It’d been a pretty challenging start to the trip but we’d still landed some really good fish – by our own standards – and we were ready to explore another part of the island and hunt some more trout. Our next destination was Mossburn – about a 40 minute drive inland from Te Anau. We had a slow start to the morning that consisted off a leisurely run along the picturesque paths of Te Anau followed by breaky and a coffee at a local café. Feeling rejuvenated and ready to move on from Te Anau to our next accommodation, we ventured forth in the Sunny and arrived at Mossburn Country Park Cabins at about midday.
Whilst boiling the kettle in our little cabin, we pulled out the maps and decided that we’ll give one of the nearby streams a go for the afternoon. We skulled our weak instant coffees and eagerly pilled into the Sunny to find this little stream and see what it had to offer. It was probably about 2pm by the time we found the stream and got our gear organised.
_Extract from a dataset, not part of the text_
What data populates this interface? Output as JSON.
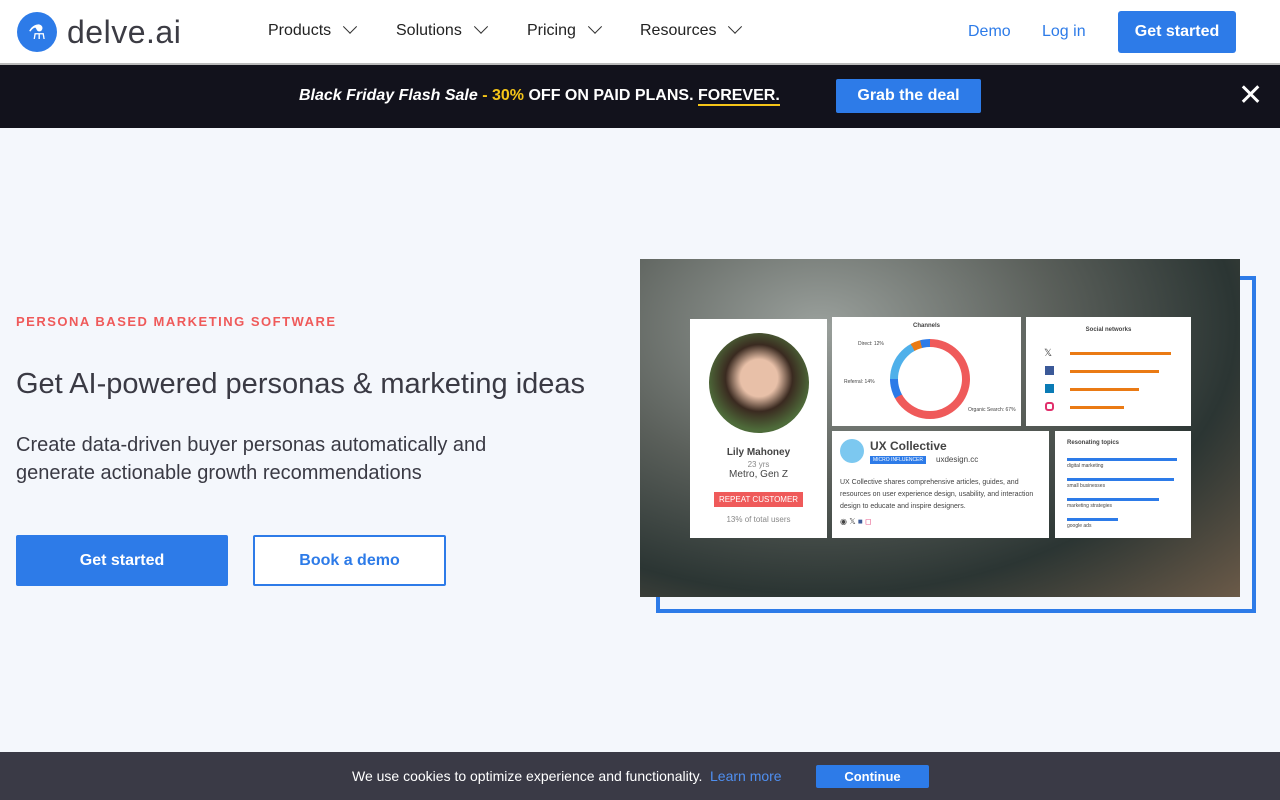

This particular stream – or river by Australian standards – was about 2 – 3 meters wide with slightly discoloured water and had didymo riddled throughout the farmland section that we found ourselves in. Nevertheless, we were fairly confident we would find fish with some stealthy fishing and keen observation. Sight fishing wasn’t really possible in most sections of this river, so we went with what we knew and tied up a prospecting rig which is pretty common in Australia. I had a flashback pheasant tail – #14 – suspended beneath a rather large Parachute Adams – size #10 by memory. Nat had a similar rig with some alternative NZ favourites so we could hedge our bets and see if the fish were going for a particular fly.
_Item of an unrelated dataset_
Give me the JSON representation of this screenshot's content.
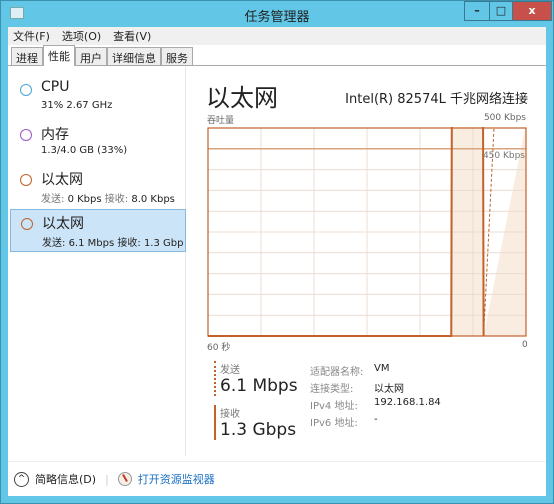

The first run didn’t yield a fish for me, although I did have a take on the dry but as soon as I was on, I was off. To be honest, I couldn’t even really see my dry in this run. You know the situation… mid-afternoon and the river is facing the worst position where the glare is smack bang where you want to cast your fly. It was a lucky hook up. I was just lifting my rod to re-cast and complaining about the blinding glare to Nat – asking him if he could spot my fly for me. So we got into the rhythm and whoever was on the bank – not fishing – would spot the fly and give a yell if there was a take.
The next run was Nat’s. The first few casts were a bit shaky and abruptly presented but he soon got into the rhythm. He put a few delicate casts in all the right areas and sure enough, doof!! That’s my best attempt at the noise a trout makes when it vigorously attacks a surface insect. I’ll try and think of something better in the coming posts. Haha. Anyway… doof!! I screamed YEPPP!!! Insisting for him to strike, as he to was getting violent glare off the water. So he slung his rod back and with it the fly came sailing back out of the water straight at his head… no fish attached. Thank goodness for some seriously good matrix type skills, no eyes were lost on account of that fish.
As we ventured further upstream, the rivers characteristics changed dramatically. It went from a shallow, dirty, slow flowing stream through farmland to a bedrock laden, clear, fast water ‘mountain stream’. This section was an absolute pleasure to fish! I continued to prospect in the small fast runs, and had another hit on my nymph. I was on, and at first it was looking like an easy fight. Its head was up current and it wasn’t doing to much. Well… that didn’t last long. It decided to do a 180 and make a break for the cascading water further downstream. I reckon it was about this stage that I realise that this was a better fish then I initially thought. Despite my best efforts, I couldn’t dictate terms in this fast water so I chased the fish down multiple cascades of water – whilst falling in multiple times – and eventually directed it out of the fast water and netted it. It clocked in at 4 and a quarter pounds and made us work for every bit of it!
The sun was beginning to disappear behind the mountains and I was just about ready for a beer and a burrito. It was an interesting days fishing on a pokey and intriguing little farmland stream. There were ups and downs, and points where I thought neither of us were going to land a fish, but it’s fair to say that I’ll remember that manic fight that I had with that brown! We got back to our cabin eager for the next days adventures, but more so at the time, the food and beer that awaited our consumption. Tomorrow, we’d tackle the illustrious trophy trout waters of the Oreti river!